I know it is almost summer when the students in my night class start showing up drunk.
You took a fire extinguisher off the wall in the hallway to play Ghostbusters.
I found out what happened to my eye. I punched myself in the face.
Well the good news is my "i'm an adult" dinner party went well, they all brought wine and complimented my cooking abilities. the bad news is i woke up with the leftovers in my bed/on my face
On a separate but also a very relevant note, can we practice drinking wine like real people?

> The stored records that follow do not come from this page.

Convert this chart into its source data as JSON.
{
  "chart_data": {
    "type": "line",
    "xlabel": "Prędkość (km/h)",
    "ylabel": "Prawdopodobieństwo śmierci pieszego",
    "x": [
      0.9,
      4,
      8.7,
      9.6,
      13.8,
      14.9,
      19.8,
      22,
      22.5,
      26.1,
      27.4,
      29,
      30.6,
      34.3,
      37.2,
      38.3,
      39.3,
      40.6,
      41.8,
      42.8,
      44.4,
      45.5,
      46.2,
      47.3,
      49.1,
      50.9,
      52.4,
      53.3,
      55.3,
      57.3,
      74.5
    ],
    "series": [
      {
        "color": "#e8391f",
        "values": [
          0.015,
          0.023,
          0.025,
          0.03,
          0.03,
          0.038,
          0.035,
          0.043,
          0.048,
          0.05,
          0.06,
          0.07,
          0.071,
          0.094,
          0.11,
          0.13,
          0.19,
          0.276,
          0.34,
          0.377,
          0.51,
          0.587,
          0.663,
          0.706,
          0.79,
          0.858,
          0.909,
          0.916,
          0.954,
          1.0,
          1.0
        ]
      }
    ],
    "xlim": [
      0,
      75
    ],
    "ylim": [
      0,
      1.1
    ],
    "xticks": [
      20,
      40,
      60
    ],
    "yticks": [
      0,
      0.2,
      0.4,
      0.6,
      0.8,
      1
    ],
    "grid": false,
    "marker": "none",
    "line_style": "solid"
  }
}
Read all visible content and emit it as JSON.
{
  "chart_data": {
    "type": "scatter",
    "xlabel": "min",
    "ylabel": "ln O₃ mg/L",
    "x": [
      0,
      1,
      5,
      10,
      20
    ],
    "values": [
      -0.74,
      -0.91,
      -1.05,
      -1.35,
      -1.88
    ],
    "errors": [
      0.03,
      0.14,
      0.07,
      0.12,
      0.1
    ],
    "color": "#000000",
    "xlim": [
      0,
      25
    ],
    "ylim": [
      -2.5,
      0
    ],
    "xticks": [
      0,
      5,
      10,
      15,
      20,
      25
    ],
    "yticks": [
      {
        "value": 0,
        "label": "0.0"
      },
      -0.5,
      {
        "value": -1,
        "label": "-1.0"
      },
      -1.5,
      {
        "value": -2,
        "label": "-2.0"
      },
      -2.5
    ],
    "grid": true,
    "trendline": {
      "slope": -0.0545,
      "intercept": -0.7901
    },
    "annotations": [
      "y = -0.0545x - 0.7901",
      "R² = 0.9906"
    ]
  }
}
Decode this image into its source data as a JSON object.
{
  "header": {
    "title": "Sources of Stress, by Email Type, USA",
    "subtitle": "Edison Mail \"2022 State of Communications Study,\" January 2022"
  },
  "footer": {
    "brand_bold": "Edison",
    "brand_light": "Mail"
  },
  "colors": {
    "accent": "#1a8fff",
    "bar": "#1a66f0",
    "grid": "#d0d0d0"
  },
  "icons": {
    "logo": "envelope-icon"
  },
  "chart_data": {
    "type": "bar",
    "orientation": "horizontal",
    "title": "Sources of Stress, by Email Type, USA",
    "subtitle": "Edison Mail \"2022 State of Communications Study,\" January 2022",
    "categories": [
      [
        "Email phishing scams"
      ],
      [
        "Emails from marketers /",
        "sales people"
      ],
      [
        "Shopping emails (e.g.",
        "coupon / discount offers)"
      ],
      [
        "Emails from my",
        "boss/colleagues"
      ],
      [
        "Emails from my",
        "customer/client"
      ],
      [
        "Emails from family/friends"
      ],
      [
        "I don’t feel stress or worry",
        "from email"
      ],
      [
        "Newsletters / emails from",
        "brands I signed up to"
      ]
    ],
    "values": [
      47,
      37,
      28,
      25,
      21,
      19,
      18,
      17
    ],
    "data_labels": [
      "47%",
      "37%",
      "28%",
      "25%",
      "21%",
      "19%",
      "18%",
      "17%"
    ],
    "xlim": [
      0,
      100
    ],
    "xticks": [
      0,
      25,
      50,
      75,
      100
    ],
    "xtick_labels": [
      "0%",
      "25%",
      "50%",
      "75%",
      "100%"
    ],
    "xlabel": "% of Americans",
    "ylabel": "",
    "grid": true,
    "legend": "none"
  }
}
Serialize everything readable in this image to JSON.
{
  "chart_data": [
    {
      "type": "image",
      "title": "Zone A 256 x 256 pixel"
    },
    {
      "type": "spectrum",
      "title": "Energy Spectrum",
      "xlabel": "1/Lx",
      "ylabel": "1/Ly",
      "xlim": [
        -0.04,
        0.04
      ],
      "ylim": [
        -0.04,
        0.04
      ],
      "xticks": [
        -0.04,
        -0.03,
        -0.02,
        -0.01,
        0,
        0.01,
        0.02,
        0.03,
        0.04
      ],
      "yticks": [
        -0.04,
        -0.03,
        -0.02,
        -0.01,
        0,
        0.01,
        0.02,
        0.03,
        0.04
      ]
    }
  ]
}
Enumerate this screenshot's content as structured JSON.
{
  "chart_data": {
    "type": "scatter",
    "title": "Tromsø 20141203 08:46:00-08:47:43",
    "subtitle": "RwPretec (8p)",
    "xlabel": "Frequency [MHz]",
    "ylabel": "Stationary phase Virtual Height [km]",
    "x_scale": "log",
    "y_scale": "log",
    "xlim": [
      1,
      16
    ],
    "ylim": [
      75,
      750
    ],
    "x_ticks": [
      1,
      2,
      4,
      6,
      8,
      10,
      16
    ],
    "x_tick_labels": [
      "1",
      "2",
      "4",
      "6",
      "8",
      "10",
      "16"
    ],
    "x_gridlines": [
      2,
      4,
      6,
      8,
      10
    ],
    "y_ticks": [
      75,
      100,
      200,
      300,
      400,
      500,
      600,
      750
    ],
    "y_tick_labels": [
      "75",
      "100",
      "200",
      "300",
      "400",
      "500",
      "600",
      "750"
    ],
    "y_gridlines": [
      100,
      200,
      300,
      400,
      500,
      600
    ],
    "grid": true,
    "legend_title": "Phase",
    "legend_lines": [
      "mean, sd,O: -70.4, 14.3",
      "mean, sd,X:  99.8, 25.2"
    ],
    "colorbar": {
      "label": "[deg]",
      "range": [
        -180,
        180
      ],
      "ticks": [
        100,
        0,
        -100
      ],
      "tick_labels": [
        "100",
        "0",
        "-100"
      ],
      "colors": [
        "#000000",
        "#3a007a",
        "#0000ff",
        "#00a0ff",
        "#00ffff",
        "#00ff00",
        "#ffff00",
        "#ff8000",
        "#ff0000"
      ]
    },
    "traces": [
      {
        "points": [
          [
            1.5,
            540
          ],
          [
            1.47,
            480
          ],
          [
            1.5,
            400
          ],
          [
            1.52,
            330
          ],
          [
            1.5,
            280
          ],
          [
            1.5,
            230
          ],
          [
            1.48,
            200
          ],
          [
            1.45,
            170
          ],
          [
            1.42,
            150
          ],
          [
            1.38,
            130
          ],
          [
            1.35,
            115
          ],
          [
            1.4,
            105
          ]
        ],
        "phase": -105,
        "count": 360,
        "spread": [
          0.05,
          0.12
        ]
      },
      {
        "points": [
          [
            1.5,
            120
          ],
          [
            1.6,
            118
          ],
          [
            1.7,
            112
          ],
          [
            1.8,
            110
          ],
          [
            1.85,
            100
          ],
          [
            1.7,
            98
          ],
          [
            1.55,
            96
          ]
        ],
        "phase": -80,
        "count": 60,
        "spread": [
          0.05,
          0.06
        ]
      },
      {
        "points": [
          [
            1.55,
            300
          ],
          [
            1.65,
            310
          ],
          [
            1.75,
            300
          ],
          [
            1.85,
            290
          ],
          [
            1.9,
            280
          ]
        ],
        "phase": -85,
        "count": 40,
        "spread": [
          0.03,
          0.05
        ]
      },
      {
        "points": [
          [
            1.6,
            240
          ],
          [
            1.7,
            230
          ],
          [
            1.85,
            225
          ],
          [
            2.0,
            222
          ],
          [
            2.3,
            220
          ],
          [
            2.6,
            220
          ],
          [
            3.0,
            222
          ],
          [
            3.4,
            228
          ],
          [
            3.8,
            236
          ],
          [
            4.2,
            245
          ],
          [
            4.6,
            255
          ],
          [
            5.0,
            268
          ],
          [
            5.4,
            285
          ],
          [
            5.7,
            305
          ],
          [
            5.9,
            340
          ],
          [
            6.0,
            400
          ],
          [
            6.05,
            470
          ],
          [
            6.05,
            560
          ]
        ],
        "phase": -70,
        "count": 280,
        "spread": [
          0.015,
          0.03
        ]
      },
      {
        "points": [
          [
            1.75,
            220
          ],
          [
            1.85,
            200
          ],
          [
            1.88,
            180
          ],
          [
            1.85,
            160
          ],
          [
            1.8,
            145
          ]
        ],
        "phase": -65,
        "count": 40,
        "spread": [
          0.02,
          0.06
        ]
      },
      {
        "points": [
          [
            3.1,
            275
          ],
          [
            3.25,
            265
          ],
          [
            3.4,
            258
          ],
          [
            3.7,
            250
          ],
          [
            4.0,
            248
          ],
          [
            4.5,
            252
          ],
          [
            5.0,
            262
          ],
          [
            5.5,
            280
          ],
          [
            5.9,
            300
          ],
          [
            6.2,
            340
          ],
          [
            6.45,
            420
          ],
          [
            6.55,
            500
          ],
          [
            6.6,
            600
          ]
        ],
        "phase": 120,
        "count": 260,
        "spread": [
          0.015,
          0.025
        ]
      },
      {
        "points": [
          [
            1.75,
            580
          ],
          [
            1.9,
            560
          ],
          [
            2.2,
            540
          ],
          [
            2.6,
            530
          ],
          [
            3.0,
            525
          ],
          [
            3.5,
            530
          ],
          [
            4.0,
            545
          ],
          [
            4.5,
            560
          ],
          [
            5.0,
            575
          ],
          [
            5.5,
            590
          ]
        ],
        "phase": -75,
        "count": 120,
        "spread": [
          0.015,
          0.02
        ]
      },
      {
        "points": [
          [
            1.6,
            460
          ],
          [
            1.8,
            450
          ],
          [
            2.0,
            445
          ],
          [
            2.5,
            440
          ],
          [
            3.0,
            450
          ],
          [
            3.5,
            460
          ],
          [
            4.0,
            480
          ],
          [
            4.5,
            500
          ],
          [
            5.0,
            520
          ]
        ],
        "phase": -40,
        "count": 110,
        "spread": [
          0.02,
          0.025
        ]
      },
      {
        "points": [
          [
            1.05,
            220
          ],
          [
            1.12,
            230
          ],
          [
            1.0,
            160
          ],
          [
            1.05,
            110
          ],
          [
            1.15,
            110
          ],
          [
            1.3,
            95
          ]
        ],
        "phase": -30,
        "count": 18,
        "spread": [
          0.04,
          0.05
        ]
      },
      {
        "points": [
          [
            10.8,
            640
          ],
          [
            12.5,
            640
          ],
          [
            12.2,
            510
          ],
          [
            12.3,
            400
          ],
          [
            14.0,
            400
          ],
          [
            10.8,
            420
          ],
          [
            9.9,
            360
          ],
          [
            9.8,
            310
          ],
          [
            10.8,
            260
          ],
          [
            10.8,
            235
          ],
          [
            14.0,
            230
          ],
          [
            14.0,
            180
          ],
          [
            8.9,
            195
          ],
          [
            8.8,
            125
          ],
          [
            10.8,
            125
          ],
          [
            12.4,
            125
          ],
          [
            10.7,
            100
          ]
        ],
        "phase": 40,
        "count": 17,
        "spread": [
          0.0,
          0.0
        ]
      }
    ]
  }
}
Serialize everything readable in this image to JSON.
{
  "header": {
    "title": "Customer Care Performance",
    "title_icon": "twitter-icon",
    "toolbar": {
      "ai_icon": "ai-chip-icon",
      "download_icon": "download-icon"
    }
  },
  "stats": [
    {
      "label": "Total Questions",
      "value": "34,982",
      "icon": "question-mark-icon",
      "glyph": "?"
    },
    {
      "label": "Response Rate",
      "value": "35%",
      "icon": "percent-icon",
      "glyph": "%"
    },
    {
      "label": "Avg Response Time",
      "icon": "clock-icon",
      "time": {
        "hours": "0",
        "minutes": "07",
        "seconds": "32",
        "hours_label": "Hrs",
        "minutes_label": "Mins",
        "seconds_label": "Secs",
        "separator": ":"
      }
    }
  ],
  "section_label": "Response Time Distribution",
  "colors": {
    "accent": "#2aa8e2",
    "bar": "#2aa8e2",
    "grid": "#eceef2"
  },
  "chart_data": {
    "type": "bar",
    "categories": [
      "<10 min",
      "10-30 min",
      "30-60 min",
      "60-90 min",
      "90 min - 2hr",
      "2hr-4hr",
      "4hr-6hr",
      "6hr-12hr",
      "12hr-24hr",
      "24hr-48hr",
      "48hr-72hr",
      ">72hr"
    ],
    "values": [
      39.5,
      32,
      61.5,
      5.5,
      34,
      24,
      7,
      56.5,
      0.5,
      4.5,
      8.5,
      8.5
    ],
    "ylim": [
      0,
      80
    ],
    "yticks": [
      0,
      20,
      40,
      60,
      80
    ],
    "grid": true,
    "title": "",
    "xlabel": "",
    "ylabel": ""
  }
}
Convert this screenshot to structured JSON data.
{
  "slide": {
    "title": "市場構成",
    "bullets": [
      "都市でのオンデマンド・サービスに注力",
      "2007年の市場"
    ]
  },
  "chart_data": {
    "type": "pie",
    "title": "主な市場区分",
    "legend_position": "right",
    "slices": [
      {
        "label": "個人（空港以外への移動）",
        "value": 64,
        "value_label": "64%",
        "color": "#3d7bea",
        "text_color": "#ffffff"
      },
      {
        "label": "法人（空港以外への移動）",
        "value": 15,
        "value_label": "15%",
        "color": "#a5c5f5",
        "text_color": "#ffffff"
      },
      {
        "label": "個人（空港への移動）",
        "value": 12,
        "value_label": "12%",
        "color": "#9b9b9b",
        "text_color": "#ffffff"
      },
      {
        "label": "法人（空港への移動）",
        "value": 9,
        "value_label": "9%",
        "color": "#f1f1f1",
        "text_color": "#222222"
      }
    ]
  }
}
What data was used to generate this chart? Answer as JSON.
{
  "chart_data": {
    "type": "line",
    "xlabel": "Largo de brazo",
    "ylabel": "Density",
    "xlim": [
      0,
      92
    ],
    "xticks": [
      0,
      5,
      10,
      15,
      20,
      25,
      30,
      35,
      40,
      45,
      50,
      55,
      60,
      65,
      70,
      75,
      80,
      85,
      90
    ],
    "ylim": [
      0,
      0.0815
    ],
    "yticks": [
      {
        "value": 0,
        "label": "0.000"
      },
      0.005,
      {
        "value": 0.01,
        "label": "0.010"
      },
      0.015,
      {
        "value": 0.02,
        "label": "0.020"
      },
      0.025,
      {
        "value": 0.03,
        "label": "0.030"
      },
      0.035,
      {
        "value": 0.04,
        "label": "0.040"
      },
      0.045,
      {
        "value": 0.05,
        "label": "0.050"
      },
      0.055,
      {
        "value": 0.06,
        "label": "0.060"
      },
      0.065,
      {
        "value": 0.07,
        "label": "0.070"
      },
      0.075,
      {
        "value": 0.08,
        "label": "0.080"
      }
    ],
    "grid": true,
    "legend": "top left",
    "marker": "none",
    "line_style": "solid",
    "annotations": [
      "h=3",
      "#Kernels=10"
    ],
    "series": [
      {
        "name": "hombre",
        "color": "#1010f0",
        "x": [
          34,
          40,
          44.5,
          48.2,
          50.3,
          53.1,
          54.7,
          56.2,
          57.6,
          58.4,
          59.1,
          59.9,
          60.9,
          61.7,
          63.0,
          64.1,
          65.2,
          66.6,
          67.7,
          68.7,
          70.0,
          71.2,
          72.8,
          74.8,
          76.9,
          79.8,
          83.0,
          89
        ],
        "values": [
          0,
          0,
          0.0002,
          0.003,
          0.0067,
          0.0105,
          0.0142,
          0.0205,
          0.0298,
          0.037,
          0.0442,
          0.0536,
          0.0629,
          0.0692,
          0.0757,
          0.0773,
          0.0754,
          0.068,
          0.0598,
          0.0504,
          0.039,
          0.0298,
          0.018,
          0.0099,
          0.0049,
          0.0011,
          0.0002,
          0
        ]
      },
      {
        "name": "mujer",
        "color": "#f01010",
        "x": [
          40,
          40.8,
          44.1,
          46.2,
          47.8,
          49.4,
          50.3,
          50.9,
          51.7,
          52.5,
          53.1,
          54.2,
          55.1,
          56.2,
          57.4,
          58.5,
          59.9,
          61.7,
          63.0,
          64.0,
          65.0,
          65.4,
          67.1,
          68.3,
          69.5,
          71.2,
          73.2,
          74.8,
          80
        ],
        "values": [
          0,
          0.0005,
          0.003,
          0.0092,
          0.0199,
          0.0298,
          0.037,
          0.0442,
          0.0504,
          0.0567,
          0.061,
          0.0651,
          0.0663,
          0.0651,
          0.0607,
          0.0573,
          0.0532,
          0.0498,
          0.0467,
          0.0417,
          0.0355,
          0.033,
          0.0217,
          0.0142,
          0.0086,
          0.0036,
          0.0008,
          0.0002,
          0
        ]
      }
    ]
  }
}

Should we start at nine like normal people or now like alcoholics?
But mostly fuck him senseless. Render him speechless. Have him look at my vagina and wonder, "WHAT SORCERY IS THIS?!"
I can say with 87% certainty that i received one of the world's five greatest blow jobs since the Coolidge administration on Saturday night.
omg this is getting ridiculous. nobody's vagina should ever be this neglected.
I walked into my house with my pants inside out, no shoes and a limp. My mom asked me if I had fun but I passed out before I could reply...
This is a mass text to all my friends. Whoever gets this first, please find me and confiscate my phone immediately. I am far too high to have it. Even if you have to punch me in my face to get it. Otherwise, let the "High While Analyzing Disney Movies" texts begin.
Cocaine bath bombs are a really bad idea
It was a strange night. I made out with his college roommate and said "do you care?" beforehand.